Pyrosequencing as a tool for better understanding of human microbiomes

Abstract

Next-generation sequencing technologies have revolutionized the analysis of microbial communities in diverse environments, including the human body. This article reviews several aspects of one of these technologies, the pyrosequencing technique, including its principles, applications, and significant contribution to the study of the human microbiome, with especial emphasis on the oral microbiome. The results brought about by pyrosequencing studies have significantly contributed to refining and augmenting the knowledge of the community membership and structure in and on the human body in healthy and diseased conditions. Because most oral infectious diseases are currently regarded as biofilm-related polymicrobial infections, high-throughput sequencing technologies have the potential to disclose specific patterns related to health or disease. Further advances in technology hold the perspective to have important implications in terms of accurate diagnosis and more effective preventive and therapeutic measures for common oral diseases.

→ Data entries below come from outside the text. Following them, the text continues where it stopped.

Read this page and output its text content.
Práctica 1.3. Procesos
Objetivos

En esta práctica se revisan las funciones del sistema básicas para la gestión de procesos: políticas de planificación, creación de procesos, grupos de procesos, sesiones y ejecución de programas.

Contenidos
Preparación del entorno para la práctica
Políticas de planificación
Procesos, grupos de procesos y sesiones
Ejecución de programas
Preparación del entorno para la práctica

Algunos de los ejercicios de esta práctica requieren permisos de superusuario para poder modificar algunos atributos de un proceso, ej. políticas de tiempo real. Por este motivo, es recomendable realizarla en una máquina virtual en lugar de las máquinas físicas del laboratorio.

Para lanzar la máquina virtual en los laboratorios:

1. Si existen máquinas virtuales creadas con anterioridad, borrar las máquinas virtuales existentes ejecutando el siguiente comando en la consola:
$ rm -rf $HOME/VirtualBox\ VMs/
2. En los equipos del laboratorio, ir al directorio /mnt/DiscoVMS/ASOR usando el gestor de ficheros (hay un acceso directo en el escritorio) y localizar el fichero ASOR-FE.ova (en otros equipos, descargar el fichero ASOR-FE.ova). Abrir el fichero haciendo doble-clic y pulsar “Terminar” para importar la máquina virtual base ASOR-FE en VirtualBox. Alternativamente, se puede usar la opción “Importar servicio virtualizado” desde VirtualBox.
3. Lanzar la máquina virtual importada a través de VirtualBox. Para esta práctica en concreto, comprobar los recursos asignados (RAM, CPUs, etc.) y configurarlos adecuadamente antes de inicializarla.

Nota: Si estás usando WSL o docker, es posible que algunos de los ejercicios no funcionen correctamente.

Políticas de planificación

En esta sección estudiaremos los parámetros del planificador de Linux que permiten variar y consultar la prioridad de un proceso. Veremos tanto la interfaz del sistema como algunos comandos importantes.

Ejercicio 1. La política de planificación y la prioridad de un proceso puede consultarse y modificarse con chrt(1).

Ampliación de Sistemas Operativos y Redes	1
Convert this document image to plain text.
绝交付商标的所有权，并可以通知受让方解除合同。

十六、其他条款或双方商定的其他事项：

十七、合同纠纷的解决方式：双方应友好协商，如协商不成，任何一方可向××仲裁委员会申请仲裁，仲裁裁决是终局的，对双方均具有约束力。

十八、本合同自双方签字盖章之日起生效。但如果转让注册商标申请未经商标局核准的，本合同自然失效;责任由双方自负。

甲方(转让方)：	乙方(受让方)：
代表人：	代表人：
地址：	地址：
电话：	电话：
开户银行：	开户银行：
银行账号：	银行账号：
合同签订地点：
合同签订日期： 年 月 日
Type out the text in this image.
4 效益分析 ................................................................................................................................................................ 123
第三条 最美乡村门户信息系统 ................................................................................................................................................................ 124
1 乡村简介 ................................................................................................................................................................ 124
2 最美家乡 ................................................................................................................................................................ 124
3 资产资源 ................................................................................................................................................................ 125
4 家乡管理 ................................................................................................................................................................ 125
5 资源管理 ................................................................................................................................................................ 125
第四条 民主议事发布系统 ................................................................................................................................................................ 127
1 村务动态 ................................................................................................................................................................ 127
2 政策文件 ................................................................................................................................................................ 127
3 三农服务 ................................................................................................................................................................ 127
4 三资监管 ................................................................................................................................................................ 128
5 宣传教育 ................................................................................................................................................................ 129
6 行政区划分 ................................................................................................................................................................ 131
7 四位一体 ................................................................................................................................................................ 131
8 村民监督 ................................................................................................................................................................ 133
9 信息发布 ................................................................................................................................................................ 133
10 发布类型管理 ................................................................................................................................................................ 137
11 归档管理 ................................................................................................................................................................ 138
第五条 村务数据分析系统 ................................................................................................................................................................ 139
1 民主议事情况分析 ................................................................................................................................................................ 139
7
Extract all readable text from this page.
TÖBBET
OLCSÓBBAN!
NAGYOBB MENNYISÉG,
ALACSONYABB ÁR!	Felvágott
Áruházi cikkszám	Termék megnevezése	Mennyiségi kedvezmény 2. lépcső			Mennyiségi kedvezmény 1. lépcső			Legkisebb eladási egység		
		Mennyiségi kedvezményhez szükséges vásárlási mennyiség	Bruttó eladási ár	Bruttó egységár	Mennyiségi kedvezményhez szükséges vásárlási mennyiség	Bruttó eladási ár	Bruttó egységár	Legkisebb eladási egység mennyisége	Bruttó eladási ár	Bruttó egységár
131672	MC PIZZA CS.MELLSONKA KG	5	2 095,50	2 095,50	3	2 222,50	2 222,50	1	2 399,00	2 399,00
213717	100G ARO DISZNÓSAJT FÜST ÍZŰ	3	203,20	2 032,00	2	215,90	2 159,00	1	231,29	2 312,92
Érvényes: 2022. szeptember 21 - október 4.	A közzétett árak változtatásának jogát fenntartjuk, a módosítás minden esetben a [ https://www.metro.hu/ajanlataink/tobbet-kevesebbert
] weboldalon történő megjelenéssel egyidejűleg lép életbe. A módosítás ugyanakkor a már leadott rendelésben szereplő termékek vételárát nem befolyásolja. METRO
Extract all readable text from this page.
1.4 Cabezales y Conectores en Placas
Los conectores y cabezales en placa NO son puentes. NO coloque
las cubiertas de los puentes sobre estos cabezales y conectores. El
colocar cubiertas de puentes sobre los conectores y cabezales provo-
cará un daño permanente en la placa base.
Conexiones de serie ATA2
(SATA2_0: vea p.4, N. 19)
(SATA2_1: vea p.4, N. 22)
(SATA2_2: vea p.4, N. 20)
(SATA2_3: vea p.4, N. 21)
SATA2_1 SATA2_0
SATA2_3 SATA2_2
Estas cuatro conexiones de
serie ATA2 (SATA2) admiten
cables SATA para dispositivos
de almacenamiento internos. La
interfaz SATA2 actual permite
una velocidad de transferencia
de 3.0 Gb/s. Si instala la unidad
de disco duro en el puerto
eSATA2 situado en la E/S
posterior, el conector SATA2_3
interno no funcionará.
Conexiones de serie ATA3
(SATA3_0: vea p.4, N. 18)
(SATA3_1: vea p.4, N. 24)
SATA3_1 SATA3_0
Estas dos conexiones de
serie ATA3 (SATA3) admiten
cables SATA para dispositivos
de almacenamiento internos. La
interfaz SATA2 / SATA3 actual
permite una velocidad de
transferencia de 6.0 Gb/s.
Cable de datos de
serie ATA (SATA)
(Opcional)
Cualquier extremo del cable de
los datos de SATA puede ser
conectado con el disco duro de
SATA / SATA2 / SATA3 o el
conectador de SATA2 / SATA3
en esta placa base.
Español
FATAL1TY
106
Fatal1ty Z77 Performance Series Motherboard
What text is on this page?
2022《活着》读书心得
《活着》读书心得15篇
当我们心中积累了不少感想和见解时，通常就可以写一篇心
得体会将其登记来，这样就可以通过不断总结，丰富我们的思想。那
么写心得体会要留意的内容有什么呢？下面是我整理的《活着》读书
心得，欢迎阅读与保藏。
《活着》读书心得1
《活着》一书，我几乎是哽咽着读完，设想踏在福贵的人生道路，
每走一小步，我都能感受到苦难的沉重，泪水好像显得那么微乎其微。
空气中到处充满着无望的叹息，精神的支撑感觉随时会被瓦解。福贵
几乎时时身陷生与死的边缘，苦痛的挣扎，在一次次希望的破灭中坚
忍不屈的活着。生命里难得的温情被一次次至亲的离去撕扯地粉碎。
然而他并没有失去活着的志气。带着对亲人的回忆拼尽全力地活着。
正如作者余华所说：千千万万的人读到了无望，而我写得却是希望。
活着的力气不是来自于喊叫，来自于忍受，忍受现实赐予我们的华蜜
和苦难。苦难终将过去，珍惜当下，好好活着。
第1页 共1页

Keywords: human microbiome; next-generation DNA sequencing; oral microbiome; pyrosequencing.

Fig. 1

The 454 pyrosequencing approach.

Fig. 2

Variability within the 16S rRNA gene. From prealigned sequenced >1,200-bp downloaded from RDP, the variability, measured as Shannon information entropy, was calculated at each sequence position, using only positions without a gap in E. coli. The graph shows the Shannon entropy (Y-axis) averaged over 50-bp windows, centered at each position in the gene (X-axis). Shannon entropy at position x was calculated as – Σ p(xi) log2 p(xi), where p(xi) denotes the frequency of nucleotide i. Figure reproduced with permission from Andersson et al. (61).

Fig. 3

Shared abundant phylotypes in three oral microbiomes and their relative abundance. Relative abundance of shared phylotypes within an individual microbiome. Only abundant phylotypes that contributed to at least 0.1% of the individual microbiome are shown. The most abundant phylotypes (≥0.5% of the microbiome) are grouped separately in the upper panel. Phylotypes were defined as OTUs clustering sequences at a 3% genetic difference. The highest taxon (in most cases, genus) at which the OTU was identified is shown together with the cluster identification number. Different colors indicate three different microbiomes, S1, S2, and S3, respectively. Figure reproduced with permission from Zaura et al. (49).